Tuesday, August 22, 2006


I have a friend who's got something of a religious bent, and he asked me if "Inner Toob" means some kind of spiritual state of being. I guess he was asking that because I'm always going on about how a "Higher Power" makes sure that I always find something Toobworthy when channel surfing.

Like the time I clicked on the TV just in time to hear this exchange of dialogue from "Hud":

Brandon DeWilde: "It's a lonely old night."
Paul Newman: "Yeah, well, ain't they all?"

For years that's always been one of my favorite lyrics from John Mellencamp, and a little research revealed that he's a big fan of Paul Newman movies and his songs are littered with such references.

Never would have known that had I not turned on the TV at that exact moment.

The latest example I can remember happened about three weeks ago. (I've been so busy with just watching the stuff I taped, - five hours worth of shows I only have three hours free time the next day to watch! - that I have no time to idly channel surf "live".)

I had been told two years ago by my sister that there was a scene in an episode of 'Becker' in which the name of my employer is not only mentioned, but Dr. Becker is later shown there, trashing a room rented by a character played by Kelsey Grammar.

So that's what happened three weeks ago: I tuned in just in time to see the receptionist say the name of the Edison Hotel and stayed with the episode to see what a room there looks like in the TV Universe.

The last time one of our hotel rooms showed up in Toobworld, George Costanza was handcuffed to the headboard on 'Seinfeld'......

Anyway, the Toobworld concept is hardly a religion. (Although I think I could tweak it to become some kind of a "Dianetics"-like cult if I put my mind to it; "Better Living Through Your Inner Sitcom" books.)

It may not be religion, but a lot of Toobworld has to be taken on faith.

Here's a case in point:

(Oh, and by the way, for those fans of 'Doctor Who' in America who have not yet seen the finale of Rose's second season with the Doctor, there be spoilers ahead!)

'Doctor Who' producer Russell T. Davies said that plans for a spin-off special starring Billie Piper as companion Rose Tyler were scrapped at the last minute. Davies got cold feet while filming Piper's final appearance for the two-part finale, "Army of Ghosts" and "Doomsday".

"It was actually commissioned by the controller of BBC One and budgeted," Davies told Doctor Who Magazine. "It was going to be fantastic. We'd have had a lovely budget, and done brilliant things with it, maybe one Bank Holiday special a year."

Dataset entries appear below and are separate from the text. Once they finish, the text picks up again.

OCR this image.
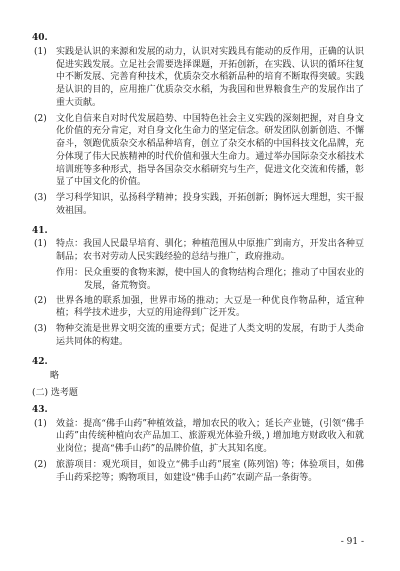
40.
(1) 实践是认识的来源和发展的动力，认识对实践具有能动的反作用，正确的认识促进实践发展。立足社会需要选择课题，开拓创新，在实践、认识的循环往复中不断发展、完善育种技术，优质杂交水稻新品种的培育不断取得突破。实践是认识的目的，应用推广优质杂交水稻，为我国和世界粮食生产的发展作出了重大贡献。
(2) 文化自信来自对时代发展趋势、中国特色社会主义实践的深刻把握，对自身文化价值的充分肯定，对自身文化生命力的坚定信念。研发团队创新创造、不懈奋斗，领跑优质杂交水稻品种培育，创立了杂交水稻的中国科技文化品牌，充分体现了伟大民族精神的时代价值和强大生命力。通过举办国际杂交水稻技术培训班等多种形式，指导各国杂交水稻研究与生产，促进文化交流和传播，彰显了中国文化的价值。
(3) 学习科学知识，弘扬科学精神；投身实践，开拓创新；胸怀远大理想，实干报效祖国。
41.
(1) 特点：我国人民最早培育、驯化；种植范围从中原推广到南方，开发出各种豆制品；农书对劳动人民实践经验的总结与推广，政府推动。
作用： 民众重要的食物来源，使中国人的食物结构合理化；推动了中国农业的发展，备荒物资。
(2) 世界各地的联系加强，世界市场的推动；大豆是一种优良作物品种，适宜种植；科学技术进步，大豆的用途得到广泛开发。
(3) 物种交流是世界文明交流的重要方式；促进了人类文明的发展，有助于人类命运共同体的构建。
42.
略
(二) 选考题
43.
(1) 效益：提高“佛手山药”种植效益，增加农民的收入；延长产业链，(引领“佛手山药”由传统种植向农产品加工、旅游观光体验升级，) 增加地方财政收入和就业岗位；提高“佛手山药”的品牌价值，扩大其知名度。
(2) 旅游项目：观光项目，如设立“佛手山药”展室 (陈列馆) 等；体验项目，如佛手山药采挖等；购物项目，如建设“佛手山药”农副产品一条街等。
- 91 -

But the proposed special, 'Rose Tyler: Earth Defence', was "a spin-off too far" in his opinion. After all, 'Torchwood' is coming out soon, and Sarah Jane Smith and K9 are both getting their own treatments as well.

And so Davies cancelled the production.

"It spoils Doctor Who if we can see Rose..." Davis splained. "If we see as a concrete fact that her life continues to be as exciting without the Doctor."

The thing of it is, Rose's life does continue as a concrete fact in a parallel TV dimension. And as far as it being still as exciting without the Doctor around as it was with him, she admits as much at the very end of "Doomsday". She tells the Doctor through the rapidly disappearing vortex conduit that she has gone to work for that dimension's version of Torchwood in the time since they parted.

As it is with all TV characters, we have to accept that their lives continue after a show's cancellation, or after they've been written out of the plotline... unless of course, Death played a role in the proceedings to write the "Big Fini" to their contributions. Eventually there's always the chance we may meet them again, even if it should take more than thirty years, as was the case for Alan Brady of 'The Dick Van Dyke Show' when he appeared on an episode of 'Mad About You'. And then there was the Lane Family of 'The Patty Duke Show' who returned in a TV movie reunion.

So Rose Tyler, dubbed by the Doctor in that last visit to be "Defender Of The Earth" during the parting of their ways, is probably having fantastic adventures even now in her new home dimension. After all, she brings a lot of experience to the Torchwood Institute as an expert in dealing with a variety of alien life forms. And in the downtime between her episodes in which we don't know what she and the Doctor were up to in the TARDIS (Easy, boy!), Rose probably used the TARDIS computer files to learn even more about Sontarans, and Ice Warriors, and Zygons, and all of the other alien races she never got the chance to meet herself.

And you know there will be an endless supply of tie-in franchise novels for those 'Doctor Who' adventures with Rose that were never telecast; just as there has been for all of the incarnations of the Doctor and his many companions.

So why not tie-in novels that chronicle her adventures as this "Defender Of The Earth" in her new dimension?